During 2012, HDFS transferred $230.0 million of Canadian retail motorcycle finance receivables for proceeds of
$201.3 million This transaction is treated as a secured borrowing, and the transferred assets are restricted as collateral
for payment of the debt.
For the year ended December 31, 2012, HDFS recorded interest expense of $1.1 million on the secured notes.
Interest expense on the Canadian Conduit is included in financial services interest expense. The weighted average
interest rate of the outstanding Canadian Conduit was 1.95% at December 31, 2012.
As HDFS participates in and does not consolidate the Canadian bank-sponsored, multi-seller conduit VIE, the
maximum exposure to loss associated with this VIE, which would only be incurred in the unlikely event that all the
finance receivables and underlying collateral have no residual value, is $27.2 million at December 31, 2012. The
maximum exposure is not an indication of the Company's expected loss exposure.
8. Fair Value Measurements
Certain assets and liabilities are recorded at fair value in the financial statements; some of these are measured on a
recurring basis while others are measured on a non-recurring basis.
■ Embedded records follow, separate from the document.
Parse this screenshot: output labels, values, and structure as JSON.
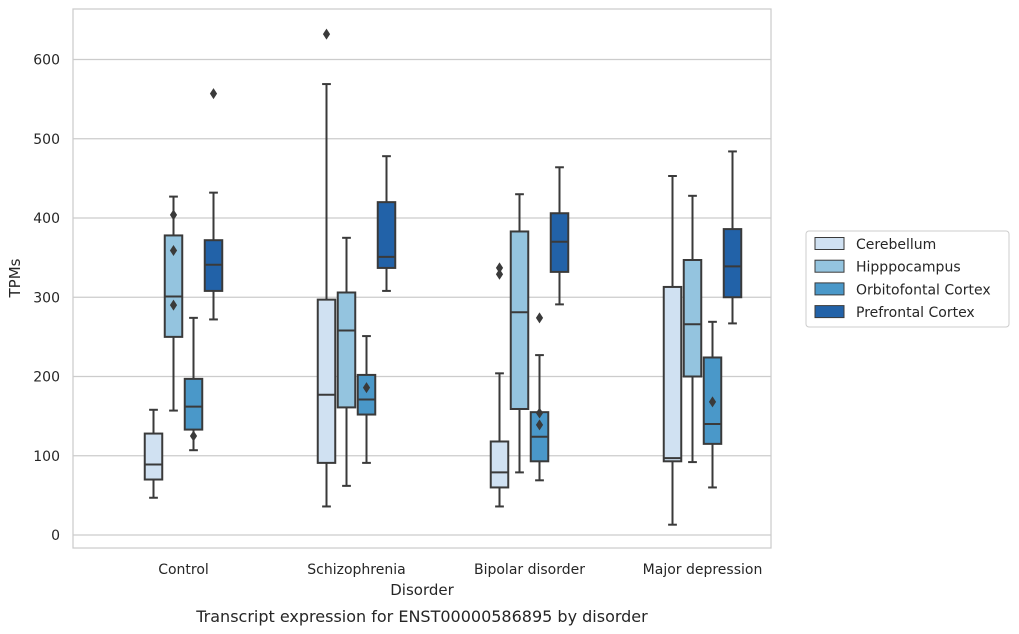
{
  "chart_data": {
    "type": "box",
    "title": "",
    "caption": "Transcript expression for ENST00000586895 by disorder",
    "xlabel": "Disorder",
    "ylabel": "TPMs",
    "ylim": [
      -15,
      665
    ],
    "yticks": [
      0,
      100,
      200,
      300,
      400,
      500,
      600
    ],
    "grid": "horizontal",
    "legend_position": "right",
    "categories": [
      "Control",
      "Schizophrenia",
      "Bipolar disorder",
      "Major depression"
    ],
    "series": [
      {
        "name": "Cerebellum",
        "color": "#d0e1f2",
        "boxes": [
          {
            "whisker_low": 47,
            "q1": 70,
            "median": 89,
            "q3": 128,
            "whisker_high": 158,
            "outliers": []
          },
          {
            "whisker_low": 36,
            "q1": 91,
            "median": 177,
            "q3": 297,
            "whisker_high": 569,
            "outliers": [
              632
            ]
          },
          {
            "whisker_low": 36,
            "q1": 60,
            "median": 79,
            "q3": 118,
            "whisker_high": 204,
            "outliers": [
              329,
              337
            ]
          },
          {
            "whisker_low": 13,
            "q1": 93,
            "median": 97,
            "q3": 313,
            "whisker_high": 453,
            "outliers": []
          }
        ]
      },
      {
        "name": "Hipppocampus",
        "color": "#94c4df",
        "boxes": [
          {
            "whisker_low": 157,
            "q1": 250,
            "median": 301,
            "q3": 378,
            "whisker_high": 427,
            "outliers": [
              290,
              359,
              404
            ]
          },
          {
            "whisker_low": 62,
            "q1": 161,
            "median": 258,
            "q3": 306,
            "whisker_high": 375,
            "outliers": []
          },
          {
            "whisker_low": 79,
            "q1": 159,
            "median": 281,
            "q3": 383,
            "whisker_high": 430,
            "outliers": []
          },
          {
            "whisker_low": 92,
            "q1": 200,
            "median": 266,
            "q3": 347,
            "whisker_high": 428,
            "outliers": []
          }
        ]
      },
      {
        "name": "Orbitofontal Cortex",
        "color": "#4a98c9",
        "boxes": [
          {
            "whisker_low": 107,
            "q1": 133,
            "median": 162,
            "q3": 197,
            "whisker_high": 274,
            "outliers": [
              125
            ]
          },
          {
            "whisker_low": 91,
            "q1": 152,
            "median": 171,
            "q3": 202,
            "whisker_high": 251,
            "outliers": [
              186
            ]
          },
          {
            "whisker_low": 69,
            "q1": 93,
            "median": 124,
            "q3": 155,
            "whisker_high": 227,
            "outliers": [
              139,
              154,
              274
            ]
          },
          {
            "whisker_low": 60,
            "q1": 115,
            "median": 140,
            "q3": 224,
            "whisker_high": 269,
            "outliers": [
              168
            ]
          }
        ]
      },
      {
        "name": "Prefrontal Cortex",
        "color": "#2262a8",
        "boxes": [
          {
            "whisker_low": 272,
            "q1": 308,
            "median": 341,
            "q3": 372,
            "whisker_high": 432,
            "outliers": [
              557
            ]
          },
          {
            "whisker_low": 308,
            "q1": 337,
            "median": 351,
            "q3": 420,
            "whisker_high": 478,
            "outliers": []
          },
          {
            "whisker_low": 291,
            "q1": 332,
            "median": 370,
            "q3": 406,
            "whisker_high": 464,
            "outliers": []
          },
          {
            "whisker_low": 267,
            "q1": 300,
            "median": 339,
            "q3": 386,
            "whisker_high": 484,
            "outliers": []
          }
        ]
      }
    ]
  }
}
Assets and liabilities measured on a recurring basis are
those that are adjusted to fair value each time a financial statement is prepared. Assets and liabilities measured on a non-
recurring basis are those that are adjusted to fair value when a significant event occurs. In determining fair value of assets and
liabilities, the Company uses various valuation techniques. The availability of inputs observable in the market varies from
instrument to instrument and depends on a variety of factors including the type of instrument, whether the instrument is
actively traded, and other characteristics particular to the transaction. For many financial instruments, pricing inputs are readily
observable in the market, the valuation methodology used is widely accepted by market participants, and the valuation does not
require significant management discretion. For other financial instruments, pricing inputs are less observable in the market and
may require management judgment.
The Company assesses the inputs used to measure fair value using a three-tier hierarchy. The hierarchy indicates the
extent to which inputs used in measuring fair value are observable in the market. Level 1 inputs include quoted prices for
identical instruments and are the most observable.